C’est sur tout cela, ignoré quasiment complètement des dernières réunions du CN, que le PCF devrait s’activer.

Les communistes doivent saisir la gravité de la situation du PCF. Elle est à la mesure de la gravité de la situation politique. Ce n’est pas un hasard si la direction du PCF les écarte de toutes les décisions, ne leur apporte même pas les éléments d’information.

Le Front de gauche, c’est la tentative de constitution d’une nouvelle formation social-démocrate « de gauche », occupant l’espace que le PS, par exemple avec DSK, ne peut plus entièrement tenir à lui seul. Le système a besoin d’un meilleur rabatteur à gauche que le NPA, plus influent aussi sur le monde syndical. Le Front de gauche, c’est l’effacement du PCF, sa « métamorphose » recherchée depuis tant d’années par les principaux dirigeants actuels du Parti mais refusée par les communistes.

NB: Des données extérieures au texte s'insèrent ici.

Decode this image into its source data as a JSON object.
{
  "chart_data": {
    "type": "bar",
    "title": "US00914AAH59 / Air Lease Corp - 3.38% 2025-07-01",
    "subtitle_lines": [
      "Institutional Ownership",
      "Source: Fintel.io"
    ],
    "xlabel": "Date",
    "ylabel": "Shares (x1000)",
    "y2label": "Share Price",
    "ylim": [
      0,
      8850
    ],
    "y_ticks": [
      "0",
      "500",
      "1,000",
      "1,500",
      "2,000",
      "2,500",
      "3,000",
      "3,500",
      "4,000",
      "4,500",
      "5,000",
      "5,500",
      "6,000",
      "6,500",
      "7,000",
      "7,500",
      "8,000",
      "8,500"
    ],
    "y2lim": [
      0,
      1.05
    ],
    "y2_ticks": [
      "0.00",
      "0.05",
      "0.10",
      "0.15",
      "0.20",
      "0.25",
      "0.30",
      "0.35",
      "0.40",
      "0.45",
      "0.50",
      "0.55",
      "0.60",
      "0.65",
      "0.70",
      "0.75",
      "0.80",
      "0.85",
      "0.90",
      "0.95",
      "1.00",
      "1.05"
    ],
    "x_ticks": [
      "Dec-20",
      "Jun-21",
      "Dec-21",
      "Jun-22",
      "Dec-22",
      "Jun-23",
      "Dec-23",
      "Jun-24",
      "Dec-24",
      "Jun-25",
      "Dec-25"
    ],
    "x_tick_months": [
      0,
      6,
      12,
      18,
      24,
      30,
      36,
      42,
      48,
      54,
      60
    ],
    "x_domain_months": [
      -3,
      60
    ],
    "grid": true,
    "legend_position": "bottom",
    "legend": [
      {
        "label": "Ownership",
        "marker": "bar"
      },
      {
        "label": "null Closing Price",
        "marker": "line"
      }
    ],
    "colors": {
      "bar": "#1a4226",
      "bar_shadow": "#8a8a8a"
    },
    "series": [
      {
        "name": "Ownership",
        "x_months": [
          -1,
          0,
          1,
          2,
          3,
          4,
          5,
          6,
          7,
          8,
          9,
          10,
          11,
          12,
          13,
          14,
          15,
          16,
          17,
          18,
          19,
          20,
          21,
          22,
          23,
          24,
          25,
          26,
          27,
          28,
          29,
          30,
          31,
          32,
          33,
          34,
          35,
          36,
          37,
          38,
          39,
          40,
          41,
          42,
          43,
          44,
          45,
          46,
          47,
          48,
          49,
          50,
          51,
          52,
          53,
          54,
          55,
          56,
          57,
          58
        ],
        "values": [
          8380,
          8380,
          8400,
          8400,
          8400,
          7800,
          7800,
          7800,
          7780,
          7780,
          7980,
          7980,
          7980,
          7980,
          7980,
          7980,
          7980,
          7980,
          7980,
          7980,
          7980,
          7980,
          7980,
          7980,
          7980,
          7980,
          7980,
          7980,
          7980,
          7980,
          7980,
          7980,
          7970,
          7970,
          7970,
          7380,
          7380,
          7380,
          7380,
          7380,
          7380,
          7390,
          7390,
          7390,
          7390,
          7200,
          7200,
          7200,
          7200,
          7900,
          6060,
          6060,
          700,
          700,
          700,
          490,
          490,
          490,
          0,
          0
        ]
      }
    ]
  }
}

Aujourd’hui plus que jamais, il est nécessaire d’aller sur le fond des positions politiques et des axes stratégiques. Notre but ne peut pas être de maintenir, une plus ou moins vague et trompeuse, référence communiste dans le Front de gauche.

Notre obligation aujourd’hui est de défendre, de faire vivre et de renforcer le PCF sur des bases de classe. C’est dans cet objectif, dans le cadre de la consultation truquée organisée par la direction du PCF, qu’a été proposée collectivement la candidature d’Emmanuel Dang Tran. Cette initiative est de la plus haute importance pour l’avenir de notre Parti.